INTM575020 - Thin capitalisation: working a case - the earliest stages: Risk assessment 1 - the basics

Thorough risk assessment of a case is an important part of a potential thin capitalisation case - see INTM572040. This page gives some thoughts on the subject, but does not replace Local Compliance/LBS risk assessment programmes.

If the case presents itself in the form of an application for an Advance Thin Capitalisation Agreement (“ATCA”), there is only limited discretion about whether it should be accepted for consideration: grounds for rejection might include:

  • financing arrangements which do not appear to be significant commercial issues for the company, or
  • proposals which are subject to variations, suggesting that at least one purpose of the exercise is to fine tune tax planning. (Revenue & Customs Brief 01/09 confirms HM Revenue & Customs’ view on this latter point)

Background information

  • Papers on previous thin cap enquiries (including some worked by earlier incarnations of Business International), and even a current or recently-expired thin cap agreement.
  • Domestic and overseas returns for other companies in the group, including those of group members holding or transacting with the company under review. (See INTM575010 on internet sources)
  • Group websites (source of “glossy” accounts, news, history, etc), databases such as FAME, sources of returns and wider company/group information such as OneSource. All these may give indications about the function and relative importance of the company within the global group, the purpose and importance of the company, its place within its industry and how it is financed.
  • Websites and databases can provide information about the group’s presence in tax havens (low or no tax) and tax shelters (tax breaks for particular businesses). These tend not to have full double taxation agreements with the UK, so finance sourced from such a territory may be routed via an intermediate territory. The Netherlands and Luxembourg are favoured choices. The same may be said where finance originates in a territory like Canada or Belgium where for direct investment into the UK there will still be a residual rate of withholding tax even after clearance has been given under the bilateral treaty, often 10%. There is every incentive to use indirect routes.
  • Public information and commentary on the internet with regard to major mergers and acquisitions. There is a great deal of commentary from industry watchers, discussion of the means by which the groups are unified, pre- and post- takeover strategies. Entering the names of the two (or more) groups as search terms is usually enough.

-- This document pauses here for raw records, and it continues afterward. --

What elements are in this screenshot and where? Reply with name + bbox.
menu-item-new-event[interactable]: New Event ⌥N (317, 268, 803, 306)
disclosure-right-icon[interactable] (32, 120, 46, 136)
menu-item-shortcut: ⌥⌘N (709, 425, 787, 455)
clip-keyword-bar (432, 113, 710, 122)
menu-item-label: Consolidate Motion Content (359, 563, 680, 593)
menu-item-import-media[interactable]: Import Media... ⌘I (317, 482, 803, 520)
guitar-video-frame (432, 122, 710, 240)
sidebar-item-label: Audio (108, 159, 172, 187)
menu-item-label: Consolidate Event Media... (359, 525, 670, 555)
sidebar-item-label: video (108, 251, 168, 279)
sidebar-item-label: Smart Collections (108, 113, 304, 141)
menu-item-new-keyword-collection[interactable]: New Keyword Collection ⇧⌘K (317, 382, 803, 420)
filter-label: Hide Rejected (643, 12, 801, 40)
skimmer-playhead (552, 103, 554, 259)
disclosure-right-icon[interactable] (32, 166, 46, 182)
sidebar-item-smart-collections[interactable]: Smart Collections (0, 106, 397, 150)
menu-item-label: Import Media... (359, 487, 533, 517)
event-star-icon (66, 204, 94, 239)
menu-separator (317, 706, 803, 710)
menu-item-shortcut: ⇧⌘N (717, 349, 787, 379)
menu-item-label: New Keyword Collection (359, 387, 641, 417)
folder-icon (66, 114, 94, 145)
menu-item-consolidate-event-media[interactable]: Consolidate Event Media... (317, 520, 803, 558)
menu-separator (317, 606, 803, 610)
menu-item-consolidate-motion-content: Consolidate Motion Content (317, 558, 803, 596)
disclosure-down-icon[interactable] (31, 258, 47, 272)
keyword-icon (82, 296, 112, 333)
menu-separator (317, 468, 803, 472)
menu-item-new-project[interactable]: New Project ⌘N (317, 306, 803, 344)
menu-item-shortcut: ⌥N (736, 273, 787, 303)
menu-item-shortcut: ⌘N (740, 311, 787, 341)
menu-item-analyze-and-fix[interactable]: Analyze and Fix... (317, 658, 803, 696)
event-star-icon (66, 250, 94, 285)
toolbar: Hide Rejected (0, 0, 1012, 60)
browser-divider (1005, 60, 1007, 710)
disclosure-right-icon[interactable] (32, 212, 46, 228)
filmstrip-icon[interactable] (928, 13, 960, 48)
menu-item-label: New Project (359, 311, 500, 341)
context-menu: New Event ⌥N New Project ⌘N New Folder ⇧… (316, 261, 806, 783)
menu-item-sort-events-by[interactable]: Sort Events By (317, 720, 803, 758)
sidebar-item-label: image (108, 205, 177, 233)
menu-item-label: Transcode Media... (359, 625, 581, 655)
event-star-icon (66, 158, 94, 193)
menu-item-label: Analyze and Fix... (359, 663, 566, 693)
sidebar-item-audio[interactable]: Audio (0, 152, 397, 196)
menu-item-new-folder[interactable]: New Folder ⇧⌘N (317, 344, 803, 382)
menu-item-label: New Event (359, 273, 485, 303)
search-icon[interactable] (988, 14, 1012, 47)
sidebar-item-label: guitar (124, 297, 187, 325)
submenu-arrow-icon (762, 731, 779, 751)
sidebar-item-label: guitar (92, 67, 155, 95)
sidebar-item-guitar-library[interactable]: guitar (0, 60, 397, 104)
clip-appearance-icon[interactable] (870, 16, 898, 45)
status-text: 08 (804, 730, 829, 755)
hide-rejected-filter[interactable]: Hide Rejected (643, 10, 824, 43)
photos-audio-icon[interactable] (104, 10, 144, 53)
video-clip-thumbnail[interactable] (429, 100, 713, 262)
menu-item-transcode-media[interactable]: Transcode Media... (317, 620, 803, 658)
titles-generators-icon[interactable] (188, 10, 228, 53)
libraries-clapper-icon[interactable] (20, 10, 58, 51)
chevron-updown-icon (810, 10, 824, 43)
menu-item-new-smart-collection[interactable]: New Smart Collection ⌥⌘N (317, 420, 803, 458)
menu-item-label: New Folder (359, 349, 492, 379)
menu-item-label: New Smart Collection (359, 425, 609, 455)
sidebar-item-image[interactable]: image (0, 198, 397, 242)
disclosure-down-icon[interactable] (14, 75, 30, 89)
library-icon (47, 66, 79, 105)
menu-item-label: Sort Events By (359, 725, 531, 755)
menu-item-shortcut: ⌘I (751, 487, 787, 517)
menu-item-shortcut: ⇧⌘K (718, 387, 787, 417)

Do the transfer pricing rules even apply?

The exemption for small and medium-sized enterprises (SMEs) is discussed in more detail in the transfer pricing guidance at INTM432112. It is expressed in terms of number of employees, turnover and balance sheet value. The current definition came into force on 1st January 2005.

There is also an important additional condition for SME exemption, that the same data will be added together for all linked enterprises in making the calculation, which means that group companies will be aggregated, and small companies of a significant group are unlikely to qualify for exemption.

Points never to lose sight of

The following have long been the initial points of entry in evaluating submissions to Business International requesting formal action such as directions:

  • What are the transactions?
  • Who are the parties to the transactions?
  • Is there the necessary control relationship between them?
  • How much tax is at stake?
  • Which legislation applies?

At the risk assessment stage, the answers to some or all of these questions may be uncertain, and some may need revisiting and revising as the enquiry progresses, but it should be possible to make a reasonable estimation or an educated guess as to whether the case might fail on some fundamental level. This checklist should be borne in mind and revisited as information is fleshed out.